Help please! Thank you!
If csc(theta)= -2 and theta lies in Quadrant III, find tan(theta).
cscØ = -2
sinØ = -1/2, Ø in III
Ø = 210°
then tan 210° = 1/√3
(I sketched the right-angled triangle in quad III with sides
1 - √3 - 2, for which you should know the ratios.
from the CAST rule I knew that the tangent in III is +
In Quadrant III
sin ( theta ) , cos ( theta ) , sec ( theta ) and csc( theta ) are negative.
tan ( theta ) = sin ( theta ) / cos ( theta )
are positive.
tan ( theta ) = + OR -1 / sqrt [ csc ( theta ) ^ 2 - 1 ]
tan ( theta ) = + OR -1 / sqrt [ ( -2 ) ^ 2 - 1 ]

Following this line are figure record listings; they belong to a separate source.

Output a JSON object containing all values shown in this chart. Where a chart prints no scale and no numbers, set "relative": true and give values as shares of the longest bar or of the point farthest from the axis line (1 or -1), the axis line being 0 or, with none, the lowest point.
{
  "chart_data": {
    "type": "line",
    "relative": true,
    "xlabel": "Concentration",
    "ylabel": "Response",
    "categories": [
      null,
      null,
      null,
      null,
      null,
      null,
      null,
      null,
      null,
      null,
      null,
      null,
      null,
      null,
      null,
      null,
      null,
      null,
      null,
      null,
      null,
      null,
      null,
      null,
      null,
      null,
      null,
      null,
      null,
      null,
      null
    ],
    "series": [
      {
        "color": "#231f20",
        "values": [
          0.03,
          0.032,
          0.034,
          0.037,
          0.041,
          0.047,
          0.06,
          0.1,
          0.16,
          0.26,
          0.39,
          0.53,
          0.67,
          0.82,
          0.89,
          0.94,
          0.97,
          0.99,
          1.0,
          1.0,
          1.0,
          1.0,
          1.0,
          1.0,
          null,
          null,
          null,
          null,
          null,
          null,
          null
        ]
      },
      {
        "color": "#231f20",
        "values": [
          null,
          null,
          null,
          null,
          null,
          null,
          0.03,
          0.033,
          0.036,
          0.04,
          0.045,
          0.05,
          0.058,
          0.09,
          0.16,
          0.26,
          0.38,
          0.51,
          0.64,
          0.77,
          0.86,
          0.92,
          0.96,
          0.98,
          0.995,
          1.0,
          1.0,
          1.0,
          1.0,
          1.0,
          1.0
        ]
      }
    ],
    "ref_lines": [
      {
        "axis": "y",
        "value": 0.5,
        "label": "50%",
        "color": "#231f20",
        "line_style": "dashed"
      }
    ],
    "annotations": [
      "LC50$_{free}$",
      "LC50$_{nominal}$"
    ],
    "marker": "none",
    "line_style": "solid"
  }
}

tan ( theta ) = + OR -1 / sqrt ( 4 - 1 )
tan ( theta ) = + OR -1 / sqrt ( 3 )
In Quadrant III
tan ( theta ) are positive so:
tan ( theta ) = 1 / sqrt ( 3 )
Sure! I can help you with that.
To find the value of tan(theta) given that csc(theta) = -2 and theta lies in Quadrant III, we can use the reciprocal identities for sine and cosine.
The reciprocal identity for sine is: csc(theta) = 1/sin(theta)
Therefore, we can write: 1/sin(theta) = -2
To solve for sin(theta), we can take the reciprocal of both sides:
sin(theta) = 1/(-2) = -1/2
Since theta lies in Quadrant III, where sine is negative, we can determine the value of cosine using the Pythagorean identity:
sin^2(theta) + cos^2(theta) = 1
((-1/2)^2) + cos^2(theta) = 1
Simplifying the equation:
1/4 + cos^2(theta) = 1
cos^2(theta) = 3/4
Taking the square root of both sides, since cosine is positive in Quadrant III:
cos(theta) = √(3/4) = √3/2
Finally, to find tan(theta), we can use the identity:
tan(theta) = sin(theta) / cos(theta)
Substituting the values we found:
tan(theta) = (-1/2) / (√3/2)
Simplifying:
tan(theta) = -1 / √3 = -√3 / 3
So, the value of tan(theta) when csc(theta) = -2 and theta lies in Quadrant III is -√3 / 3.
I hope this explanation helps! If you have any further questions, feel free to ask.